VINCENT RUSTILL: SHOPPING AND BUYING FOR THE FOURTH INDUSTRIAL REVOLUTION – Oct 10th 2018
Technology is evolving at such a rapid pace that most people can only be aware of their lack of knowledge. Even among American CEOs, many of whom are leading the companies helping to create the digital revolution, only 35% are “clear how robotics and artificial intelligence can improve customer experience.” However, as price comparison becomes easier, the ability to improve customer experiences in a £360 million a year UK retail market is an opportunity worth seizing.
The optimism surrounding the potential of big data and AI in retail is not yet matched by the magnitude of online sales. Only 10% of core retail purchases are made through the internet, and in the luxury goods market, where personalised experiences are highly valued, this decreases to only 4%. Therefore, although AI has huge potential, particularly for luxury brands, in-person purchases remain significant. Local stores still play a crucial role in fulfilling customer impulses on essential items, although the convenience of developments such as drone delivery with Amazon’s Prime Air are likely to result in increasing online purchases replacing this in the future. High-end retailers will also maintain a physical presence as the shopping experience cannot be completely replicated online, with many customers valuing human interaction and attention from personal shoppers.
Nonetheless, technological advancements and the convenience they provide are creating huge changes. Crucially, the acts of buying and shopping are becoming distinct. Buying is transforming into a process where customers simply add repeat orders to a virtual shopping list, whilst shopping is increasingly valued as an ‘experience’. Consumers are choosing to entrust the chore of buying essentials to AI, such as Amazon’s home assistant, ‘Alexa’, which offers the possibility of purchasing goods through just voice command. Almost 50% of consumers are already open to buying items through chatbots such as Alexa, a figure which looks set to increase as the buying process becomes more automated. Therefore, retailers of essential goods will be forced to compete on price to a greater extent, as AI will ease price comparison and be unaffected by advertising in the manner consumers are.
Conversely, luxury and fashion retailers will be able to utilise AI to take advantage of consumers’ emotional involvement with purchases, and the experience of shopping, with 40% of luxury good purchases currently influenced by consumers’ online experiences. These experiences are positively shaped by ‘personalisation’ in customer service, and firms must take advantage of this in new and innovative ways. Such innovation will involve advanced marketing strategies, designed to increase emotional engagement with these products. Companies that will continue to rely on consumer choice, rather than merely price competitiveness, must act quickly to gain a competitive advantage. Some forms of AI are already being designed to gain a greater understanding of consumer interests based on their social media presence and online searches, including of images. Other developments include the growth of wearable technologies, enabling firms to collect data regarding the customers’ lifestyles, rather than merely their online interactions with retailers. This offers retailers deep insights into their customers’ desires, enabling them to tailor recommendations based on, among other data, vital statistics, current location and measurements. Most retailers understand the potential of these opportunities, and PwC research found that 72% of companies plan to use advanced data analytics to boost customer experience.

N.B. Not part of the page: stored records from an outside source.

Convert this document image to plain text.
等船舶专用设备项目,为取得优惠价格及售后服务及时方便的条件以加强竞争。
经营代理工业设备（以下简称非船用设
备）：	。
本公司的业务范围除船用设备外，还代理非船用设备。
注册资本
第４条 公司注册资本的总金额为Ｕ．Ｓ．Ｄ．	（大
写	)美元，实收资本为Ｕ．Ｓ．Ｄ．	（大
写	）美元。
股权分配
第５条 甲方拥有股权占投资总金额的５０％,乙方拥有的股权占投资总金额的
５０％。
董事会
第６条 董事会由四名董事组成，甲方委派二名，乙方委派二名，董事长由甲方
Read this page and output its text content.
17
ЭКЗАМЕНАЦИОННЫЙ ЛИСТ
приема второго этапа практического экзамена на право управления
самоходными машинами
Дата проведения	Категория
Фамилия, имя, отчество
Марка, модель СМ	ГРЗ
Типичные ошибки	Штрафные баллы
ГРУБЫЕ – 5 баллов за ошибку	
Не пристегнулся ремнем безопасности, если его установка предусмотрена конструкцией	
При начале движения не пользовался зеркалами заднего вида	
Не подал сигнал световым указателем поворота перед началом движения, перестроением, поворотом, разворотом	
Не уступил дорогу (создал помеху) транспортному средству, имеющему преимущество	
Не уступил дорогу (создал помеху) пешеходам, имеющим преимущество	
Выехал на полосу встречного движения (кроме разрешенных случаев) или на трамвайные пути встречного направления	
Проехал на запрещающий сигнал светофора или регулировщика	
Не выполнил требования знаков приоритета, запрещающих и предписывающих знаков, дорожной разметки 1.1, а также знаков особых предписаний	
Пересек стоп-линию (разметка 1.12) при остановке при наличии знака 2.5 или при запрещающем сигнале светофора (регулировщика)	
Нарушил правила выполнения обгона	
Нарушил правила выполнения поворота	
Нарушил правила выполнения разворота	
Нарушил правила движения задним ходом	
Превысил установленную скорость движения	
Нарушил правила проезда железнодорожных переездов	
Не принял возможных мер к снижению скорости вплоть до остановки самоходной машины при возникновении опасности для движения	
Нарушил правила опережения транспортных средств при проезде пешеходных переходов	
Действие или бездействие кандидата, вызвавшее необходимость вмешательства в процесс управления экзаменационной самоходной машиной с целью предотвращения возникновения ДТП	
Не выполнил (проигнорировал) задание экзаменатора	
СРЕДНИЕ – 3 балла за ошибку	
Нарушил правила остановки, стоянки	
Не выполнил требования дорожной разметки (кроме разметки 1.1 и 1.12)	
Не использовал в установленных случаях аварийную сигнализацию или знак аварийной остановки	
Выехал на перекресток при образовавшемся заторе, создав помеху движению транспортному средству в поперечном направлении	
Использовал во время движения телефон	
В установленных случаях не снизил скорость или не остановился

One example of the potential of AI to personalise ‘the consumer journey’ is in fashion, with many customers looking for unique products that reflect their personality and style. In addition to improved marketing, companies are adapting to use advanced analytics and big data to better respond to new trends, anticipating consumer preferences. For the foreseeable future, computers lack the creativity required to understand the drivers behind changes in fashion. However, by combining the use of big data to power machine learning, and the creativity offered by human stylists, fashion retailers will be able to respond to changes in tastes more adeptly than in the past. Fashion retailers will also use big data to reduce costs by constructing customer profiles. Currently, 25-40% of online clothing is returned as consumers purchase several items in similar sizes and colours and then return those they like least, known as bracketing. Tracking the items which are not returned to develop customer profiles of style preferences and precise sizing will enable fashion retailers greater understanding of their customers. This understanding will offer convenience for customers and more precision in sales strategy and marketing for firms, whilst reducing returns and waste.
We are living through the fourth industrial revolution, where tastes are changing ever more rapidly, and purely fulfilling demand is no longer sufficient to sustain a competitive advantage. Companies must sample consumer behaviour, identify unmet needs and, consequently, develop new products to meet these needs. As buying and shopping become more distinct, many firms will therefore evolve into information businesses, requiring new technologies to offer conveniences for shoppers and experiences for buyers. But fundamentally, understanding customers and their desires remains crucial for success.